Toutefois, la Directrice exécutive d’ONU Femmes a salué l’une des avancées majeures en République démocratique du Congo, notamment l’évolution positive de la représentation des femmes en politique, y compris aux plus hautes fonctions. Elle souligne que cette progression intervient dans un contexte de conflit.
« En RDC, malgré le conflit, on observe une évolution positive concernant la représentation des femmes en politique, y compris aux plus hautes fonctions. Et nous constatons les perspectives que cela offre : une plus grande responsabilisation face aux violences et crimes sexistes.

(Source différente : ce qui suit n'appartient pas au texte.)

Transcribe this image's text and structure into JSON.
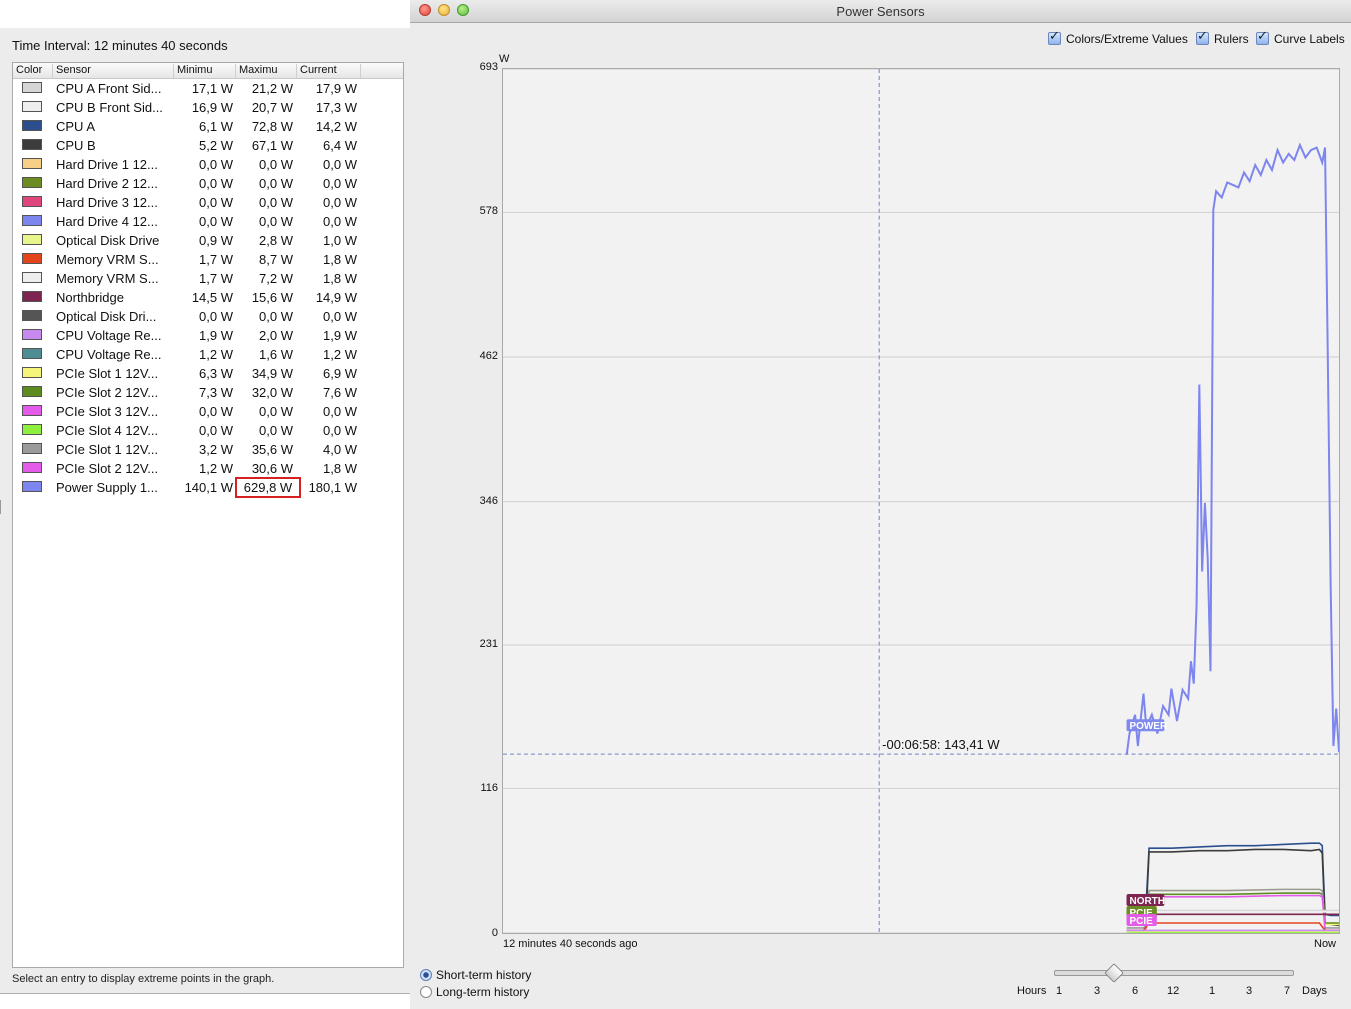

Des centaines de membres de groupes rebelles et des forces armées congolaises ont été traduits en justice pour violences sexuelles, garantissant ainsi aux femmes, même si elles restent peu nombreuses, la justice qu’elles méritent. L'opportunité est là. Les gains potentiels sont considérables », a-t-elle fait remarquer.
Dans l'Est de la République démocratique du Congo, les femmes, les filles et les enfants continuent d’être les premières victimes des violences liées aux conflits armés, notamment lors des combats opposant la rébellion de l’AFC/M23 à l’armée congolaise au Nord-Kivu et au Sud-Kivu. Selon des données du Bureau conjoint des Nations unies aux droits de l’homme (BCNUDH) pour l’année 2025, 887 cas de violences sexuelles ont été documentés, affectant 1 534 victimes, dont une majorité de femmes (854) et de filles (672).

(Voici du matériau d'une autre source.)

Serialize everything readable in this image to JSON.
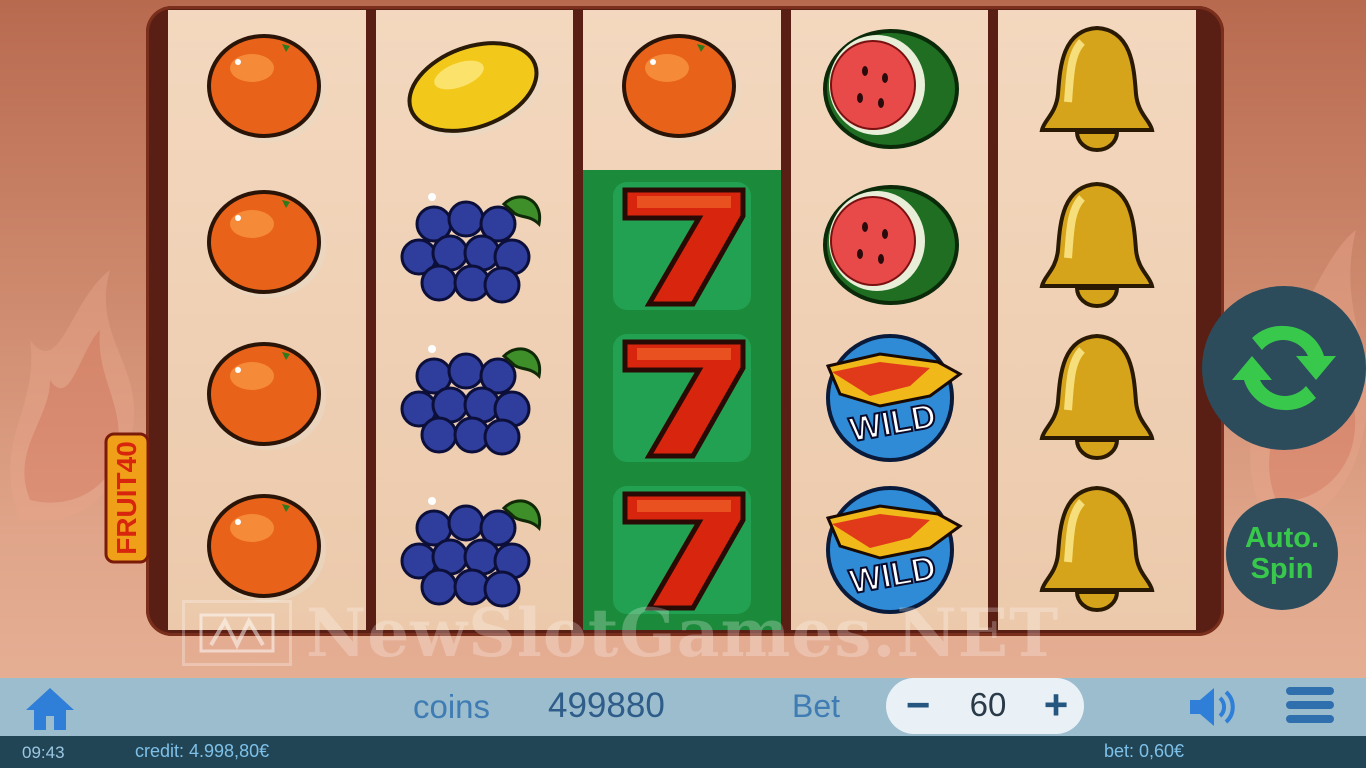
{
  "game": {
    "logo_text": "FRUIT40",
    "watermark": "NewSlotGames.NET"
  },
  "reels": [
    [
      "orange",
      "orange",
      "orange",
      "orange"
    ],
    [
      "lemon",
      "grapes",
      "grapes",
      "grapes"
    ],
    [
      "orange",
      "seven",
      "seven",
      "seven"
    ],
    [
      "watermelon",
      "watermelon",
      "wild",
      "wild"
    ],
    [
      "bell",
      "bell",
      "bell",
      "bell"
    ]
  ],
  "wild_label": "WILD",
  "buttons": {
    "auto_spin_line1": "Auto.",
    "auto_spin_line2": "Spin",
    "spin_icon": "refresh-icon",
    "home_icon": "home-icon",
    "sound_icon": "speaker-icon",
    "menu_icon": "hamburger-icon"
  },
  "bar": {
    "coins_label": "coins",
    "coins_value": "499880",
    "bet_label": "Bet",
    "bet_minus": "−",
    "bet_value": "60",
    "bet_plus": "+"
  },
  "status": {
    "time": "09:43",
    "credit": "credit: 4.998,80€",
    "bet": "bet: 0,60€"
  },
  "colors": {
    "spin_green": "#38c94c",
    "button_bg": "#2c4b5b",
    "highlight_reel": "#1b8a3a"
  }
}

C’est dans ce contexte que le ministère du Genre, Famille et Enfant, en collaboration avec le BCNUDH avaient lancé lundi 9 mars dernier, une campagne contre l’esclavage sexuel et pour la protection des enfants nés du viol dans les conflits armés. Les provinces du Nord-Kivu et du Sud-Kivu concentrant près de 80 % des victimes recensées, les groupes armés sont responsables de 75 % des victimes documentées. Le Mouvement du 23 mars (M23) arrive en tête avec 439 victimes, suivi de groupes Wazalendo, de la Coopérative de développement du Congo (CODECO), de divers groupes Maï-Maï, ainsi que des Forces démocratiques de libération du Rwanda (FDLR) et des Forces démocratiques alliées (ADF). À ceux-là, s'ajoutent l’implication d’acteurs étatiques
Sur la scène internationale, les initiatives diplomatiques progressent sur le papier mais peinent à produire des résultats concrets sur le terrain, dans un contexte de tensions persistantes entre Kinshasa et Kigali, ainsi qu’entre Kinshasa et l’AFC/M23. Face à ce statu quo, l’AFC/M23 continue d’administrer de vastes pans du territoire national dans les provinces du Nord-Kivu et du Sud-Kivu.